The 38-year-old — his country's record goalscorer on 68 well clear of Niall Quinn who is next with 21 — is to focus on his new duties as assistant manager to new Ireland handler Mick McCarthy.
Keane, who replaces Roy Keane (no relation) in the role after the latter and manager Martin O'Neill were fired last week, captained Ireland for a decade. "Today, after 23 wonderful years, I am formally announcing my retirement as a professional footballer," Keane said in a statement.
"From Crumlin United around the world to the likes of Milan, London and Los Angeles, I could never have imagined the path my football life would take. It has exceeded all the hopes I had as a football-mad boy growing up in Dublin," he added.
Keane, unlike his near namesake, enjoyed good relations with McCarthy in the latter's first spell in charge of the national side. He was one of their stars at the 2002 World Cup — which infamously saw their one world class player Roy Keane sent home after launching a tirade of abuse at McCarthy — where the Irish went out on penalties in the last 16 to Spain.

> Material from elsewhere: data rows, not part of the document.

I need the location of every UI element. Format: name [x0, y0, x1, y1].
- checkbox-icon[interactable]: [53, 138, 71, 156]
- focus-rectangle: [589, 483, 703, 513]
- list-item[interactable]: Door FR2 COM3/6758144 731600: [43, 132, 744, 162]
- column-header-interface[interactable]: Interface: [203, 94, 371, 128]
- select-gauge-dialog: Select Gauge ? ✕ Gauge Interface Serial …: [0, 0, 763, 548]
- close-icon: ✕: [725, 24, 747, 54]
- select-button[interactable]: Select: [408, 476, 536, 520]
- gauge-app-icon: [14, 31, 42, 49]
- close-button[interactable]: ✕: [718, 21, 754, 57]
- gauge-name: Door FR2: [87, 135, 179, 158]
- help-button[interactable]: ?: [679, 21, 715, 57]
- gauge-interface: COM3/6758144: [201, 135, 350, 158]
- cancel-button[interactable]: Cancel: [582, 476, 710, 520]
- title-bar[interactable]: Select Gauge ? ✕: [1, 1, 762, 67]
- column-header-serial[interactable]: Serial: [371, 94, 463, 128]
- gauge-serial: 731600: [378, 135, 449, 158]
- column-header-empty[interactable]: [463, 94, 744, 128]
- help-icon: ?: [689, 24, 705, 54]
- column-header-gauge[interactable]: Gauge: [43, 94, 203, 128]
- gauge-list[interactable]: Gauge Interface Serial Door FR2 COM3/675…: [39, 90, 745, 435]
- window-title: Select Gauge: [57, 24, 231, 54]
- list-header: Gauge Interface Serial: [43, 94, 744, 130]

Keane also enjoyed a highly successful, if peripatetic, club career which ended with a period as player/manager at Indian outfit ATK, in the season that finished in March.
In all, Keane scored 126 goals in 349 Premier League matches, 91 of them for Tottenham Hotspur, although he also had spells with Coventry, Leeds United and Liverpool in the elite league.
"Leaving home at 15 years of age to pursue my professional career in England seems a lifetime ago now," said Keane, adding, "I was a street footballer full of hope armed with huge ambitions and a determination to succeed. All I needed was that one chance."
Keane had especially warm words for his long service to his country on the pitch — winning 146 caps and aside from the 2002 World Cup appearing also in two European Championships.
"Playing and captaining my country has been the highlight of my career," said Keane.
"I enjoyed every moment of the most incredible journey with the Ireland team over an 18-year period and as I have said many times before, words cannot express how proud I am to be Irish," he added.